Mixture-of-Experts

Mixture-of-Experts (MoE) is a special model structure. MoE partitions the model into a series of sub-models called “experts”, each with unique parameters. MoE only activates one or a small number of experts for each input token. For example, the figure switch transformer shows the sparse MoE architecture proposed by Switch Transformer . The Forward Neural Network (FFN) is decomposed into multiple sub-networks, and only a small number of model parameters are involved in the calculation to achieve more efficient calculation and resource allocation.

Sparse MoE usually also includes a gating mechanism, such as the Router in Figure switch transformer . The gating network is responsible for selecting which experts to activate and combining the prediction results of different experts.

_images/switch_transformer.png — switch transformer

Parameter Settings

If MoE is expected to be used in the training, please make the following settings in the configuration file:

Model related settings

model = dict(
    num_experts=16,
    moe_gate_k=1,
)

num_experts: The number of expert networks. In InternEvo, each expert has the same network structure but maintains different training parameters.
moe_gate_k: Gating strategy. Determines how to route input tokens to different experts for calculation. Currently, InternEvo supports top1gating and top2gating strategies. For detailed information about these gating strategies, please refer to GShard.

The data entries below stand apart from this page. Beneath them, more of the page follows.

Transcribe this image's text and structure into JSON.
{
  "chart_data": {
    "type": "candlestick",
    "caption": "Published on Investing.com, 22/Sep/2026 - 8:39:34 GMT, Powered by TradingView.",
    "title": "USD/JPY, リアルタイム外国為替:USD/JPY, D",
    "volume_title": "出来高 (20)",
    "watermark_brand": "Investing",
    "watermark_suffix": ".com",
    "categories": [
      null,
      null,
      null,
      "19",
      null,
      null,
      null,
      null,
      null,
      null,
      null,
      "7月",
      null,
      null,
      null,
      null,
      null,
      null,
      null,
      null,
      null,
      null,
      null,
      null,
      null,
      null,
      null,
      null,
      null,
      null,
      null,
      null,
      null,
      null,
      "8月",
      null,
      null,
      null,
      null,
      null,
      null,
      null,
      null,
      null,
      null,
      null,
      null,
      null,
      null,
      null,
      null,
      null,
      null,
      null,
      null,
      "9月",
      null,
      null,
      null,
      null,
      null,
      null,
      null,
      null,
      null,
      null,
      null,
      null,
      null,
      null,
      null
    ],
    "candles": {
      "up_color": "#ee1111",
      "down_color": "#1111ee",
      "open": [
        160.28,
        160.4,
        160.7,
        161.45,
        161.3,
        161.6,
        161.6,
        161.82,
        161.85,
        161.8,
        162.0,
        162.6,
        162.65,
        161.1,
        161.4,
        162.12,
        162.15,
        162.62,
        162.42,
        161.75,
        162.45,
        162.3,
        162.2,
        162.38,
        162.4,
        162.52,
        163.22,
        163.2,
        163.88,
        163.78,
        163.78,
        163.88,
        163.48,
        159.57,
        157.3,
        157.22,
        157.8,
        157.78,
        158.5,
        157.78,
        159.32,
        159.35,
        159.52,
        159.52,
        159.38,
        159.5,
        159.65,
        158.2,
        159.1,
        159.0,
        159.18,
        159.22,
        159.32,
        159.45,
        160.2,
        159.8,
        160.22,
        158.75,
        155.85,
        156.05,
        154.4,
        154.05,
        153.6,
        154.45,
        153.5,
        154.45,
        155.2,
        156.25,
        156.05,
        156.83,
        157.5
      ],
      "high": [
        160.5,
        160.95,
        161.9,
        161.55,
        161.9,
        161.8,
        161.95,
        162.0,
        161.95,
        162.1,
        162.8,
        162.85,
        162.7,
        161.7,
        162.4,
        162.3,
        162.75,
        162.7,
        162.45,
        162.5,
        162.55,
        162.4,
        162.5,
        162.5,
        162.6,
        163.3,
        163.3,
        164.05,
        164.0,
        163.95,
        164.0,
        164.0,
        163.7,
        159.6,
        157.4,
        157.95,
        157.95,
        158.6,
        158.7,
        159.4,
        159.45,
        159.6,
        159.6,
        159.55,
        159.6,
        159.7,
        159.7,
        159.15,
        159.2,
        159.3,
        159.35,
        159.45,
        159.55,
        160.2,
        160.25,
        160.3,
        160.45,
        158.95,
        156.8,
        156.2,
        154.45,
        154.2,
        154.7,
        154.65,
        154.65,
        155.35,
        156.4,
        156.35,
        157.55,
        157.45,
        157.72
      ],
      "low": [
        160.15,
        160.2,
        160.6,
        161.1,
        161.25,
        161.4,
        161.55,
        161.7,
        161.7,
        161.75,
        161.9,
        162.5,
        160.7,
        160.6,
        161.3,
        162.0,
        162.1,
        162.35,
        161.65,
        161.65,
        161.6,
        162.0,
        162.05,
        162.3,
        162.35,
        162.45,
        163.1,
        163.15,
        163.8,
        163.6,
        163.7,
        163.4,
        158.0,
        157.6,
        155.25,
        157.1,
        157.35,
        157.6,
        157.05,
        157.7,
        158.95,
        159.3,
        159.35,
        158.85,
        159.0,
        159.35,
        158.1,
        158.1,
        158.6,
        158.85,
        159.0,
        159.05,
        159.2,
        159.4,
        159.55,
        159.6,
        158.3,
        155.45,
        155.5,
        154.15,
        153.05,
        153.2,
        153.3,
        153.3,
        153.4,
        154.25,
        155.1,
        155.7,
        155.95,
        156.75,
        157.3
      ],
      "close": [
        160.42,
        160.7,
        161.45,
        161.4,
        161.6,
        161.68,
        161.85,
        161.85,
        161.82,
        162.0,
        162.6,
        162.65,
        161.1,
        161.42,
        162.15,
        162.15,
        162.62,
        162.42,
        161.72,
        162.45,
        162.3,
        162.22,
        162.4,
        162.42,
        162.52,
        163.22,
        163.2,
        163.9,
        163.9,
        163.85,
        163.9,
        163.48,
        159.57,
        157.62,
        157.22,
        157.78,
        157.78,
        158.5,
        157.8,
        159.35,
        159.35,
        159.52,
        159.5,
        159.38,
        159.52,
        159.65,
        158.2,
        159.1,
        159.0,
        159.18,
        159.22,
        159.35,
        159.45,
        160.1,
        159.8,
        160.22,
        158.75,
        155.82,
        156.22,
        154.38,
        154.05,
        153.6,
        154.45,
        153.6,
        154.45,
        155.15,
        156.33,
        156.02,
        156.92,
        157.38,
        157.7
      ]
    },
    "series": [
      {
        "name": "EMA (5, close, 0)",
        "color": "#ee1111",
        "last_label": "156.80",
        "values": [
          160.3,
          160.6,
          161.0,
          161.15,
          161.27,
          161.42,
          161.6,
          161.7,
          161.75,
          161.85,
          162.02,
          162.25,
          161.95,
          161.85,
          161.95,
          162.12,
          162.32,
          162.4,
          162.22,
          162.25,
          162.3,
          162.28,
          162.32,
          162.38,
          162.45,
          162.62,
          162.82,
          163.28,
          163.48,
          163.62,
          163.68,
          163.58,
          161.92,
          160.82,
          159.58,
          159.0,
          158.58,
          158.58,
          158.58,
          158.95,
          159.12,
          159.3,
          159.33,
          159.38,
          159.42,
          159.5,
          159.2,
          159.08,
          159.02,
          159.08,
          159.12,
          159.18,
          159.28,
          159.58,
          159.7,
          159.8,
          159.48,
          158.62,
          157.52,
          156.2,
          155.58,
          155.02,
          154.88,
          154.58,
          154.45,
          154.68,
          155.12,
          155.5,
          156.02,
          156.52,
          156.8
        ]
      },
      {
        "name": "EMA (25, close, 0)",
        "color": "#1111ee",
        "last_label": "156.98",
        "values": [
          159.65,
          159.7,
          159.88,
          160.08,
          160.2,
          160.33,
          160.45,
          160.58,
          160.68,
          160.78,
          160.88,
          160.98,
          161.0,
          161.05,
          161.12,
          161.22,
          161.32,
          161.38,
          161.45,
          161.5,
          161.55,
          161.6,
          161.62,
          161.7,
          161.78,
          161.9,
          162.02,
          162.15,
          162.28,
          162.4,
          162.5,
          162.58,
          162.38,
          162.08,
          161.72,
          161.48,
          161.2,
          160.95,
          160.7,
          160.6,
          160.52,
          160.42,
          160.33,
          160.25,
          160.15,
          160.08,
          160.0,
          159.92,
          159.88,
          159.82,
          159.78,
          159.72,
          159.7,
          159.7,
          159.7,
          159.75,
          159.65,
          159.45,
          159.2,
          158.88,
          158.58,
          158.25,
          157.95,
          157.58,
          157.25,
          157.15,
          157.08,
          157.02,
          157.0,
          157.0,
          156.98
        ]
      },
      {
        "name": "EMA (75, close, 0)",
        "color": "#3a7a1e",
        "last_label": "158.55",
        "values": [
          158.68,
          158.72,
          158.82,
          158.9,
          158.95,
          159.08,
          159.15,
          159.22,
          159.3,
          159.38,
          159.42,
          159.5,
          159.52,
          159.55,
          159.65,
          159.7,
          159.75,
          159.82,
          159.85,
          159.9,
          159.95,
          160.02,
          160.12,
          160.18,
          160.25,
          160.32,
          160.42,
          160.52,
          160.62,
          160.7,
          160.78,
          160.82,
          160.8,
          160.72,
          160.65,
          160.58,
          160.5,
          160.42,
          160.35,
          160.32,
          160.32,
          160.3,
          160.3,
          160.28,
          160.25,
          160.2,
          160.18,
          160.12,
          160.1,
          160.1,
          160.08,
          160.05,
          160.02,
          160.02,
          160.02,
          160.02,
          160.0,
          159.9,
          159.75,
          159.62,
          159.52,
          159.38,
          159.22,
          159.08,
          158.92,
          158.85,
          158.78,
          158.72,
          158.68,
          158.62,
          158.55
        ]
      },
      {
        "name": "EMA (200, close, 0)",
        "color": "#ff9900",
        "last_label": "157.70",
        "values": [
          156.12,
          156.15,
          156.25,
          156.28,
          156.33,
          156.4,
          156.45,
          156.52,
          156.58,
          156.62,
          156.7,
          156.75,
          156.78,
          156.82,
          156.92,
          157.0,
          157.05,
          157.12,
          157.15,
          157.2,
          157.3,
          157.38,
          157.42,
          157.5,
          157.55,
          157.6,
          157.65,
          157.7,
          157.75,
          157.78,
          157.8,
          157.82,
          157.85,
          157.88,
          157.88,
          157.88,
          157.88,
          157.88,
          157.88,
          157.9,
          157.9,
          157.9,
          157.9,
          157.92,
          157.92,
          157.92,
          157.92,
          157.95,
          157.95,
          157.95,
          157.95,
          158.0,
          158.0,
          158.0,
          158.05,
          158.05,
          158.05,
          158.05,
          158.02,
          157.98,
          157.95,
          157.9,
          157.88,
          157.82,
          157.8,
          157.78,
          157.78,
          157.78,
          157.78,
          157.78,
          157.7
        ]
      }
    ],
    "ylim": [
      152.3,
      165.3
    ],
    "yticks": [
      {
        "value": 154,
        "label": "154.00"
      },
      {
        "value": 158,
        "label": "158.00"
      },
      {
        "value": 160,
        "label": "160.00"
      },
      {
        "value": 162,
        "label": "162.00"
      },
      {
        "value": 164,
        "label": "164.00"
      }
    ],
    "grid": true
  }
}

Note: In the current version of InternEvo, each expert is a SwiGLU network based on HIDDEN_SIZE and MLP_RATIO in the configuration file, and supports tensor parallelism. Users can construct their own expert networks as needed.

Loss related settings

loss = dict(
    moe_loss_coeff=0.1,
)

In top1gating and top2gating strategies, the number of tokens to process may be different for different experts. In order to improve the model effect, the input tokens should be evenly routed to different experts. InternEvo adopts the balancing loss to optimize the gating network proposed by GShard. The moe_loss_coeff determines how the balancing loss should be added to the final loss ( \(l=l_{nll}+k·l_{moe}\) ). The details can be found in GShard.

Note: These parameters need to be used together with other parameters, please refer to Quickstart Guide: Training Configuration

Model Training

internlm.model.modeling_moe provides an implementation of a standard MoE. The model structure is consistent with Figure switch transformer , which uses internlm.model.moe.MoE to implement the MoE network. To use moe model, specify the model type in the configuration file:

model_type = "INTERNLM_MoE"

After configuring the relevant parameters of the sparse MoE, the distributed training can start as the normal training process. please refer to Quickstart Guide: Start Training

Note: InternEvo supports users to define their own MoE structure. internlm.model.moe.MoE is the interface that defines the MoE network. Currently, the SwiGLU network is used to implement the experts and supports two gating strategies: top1gating and top2gating. Users can extend the expert network and gating strategy in the MoE interface as needed.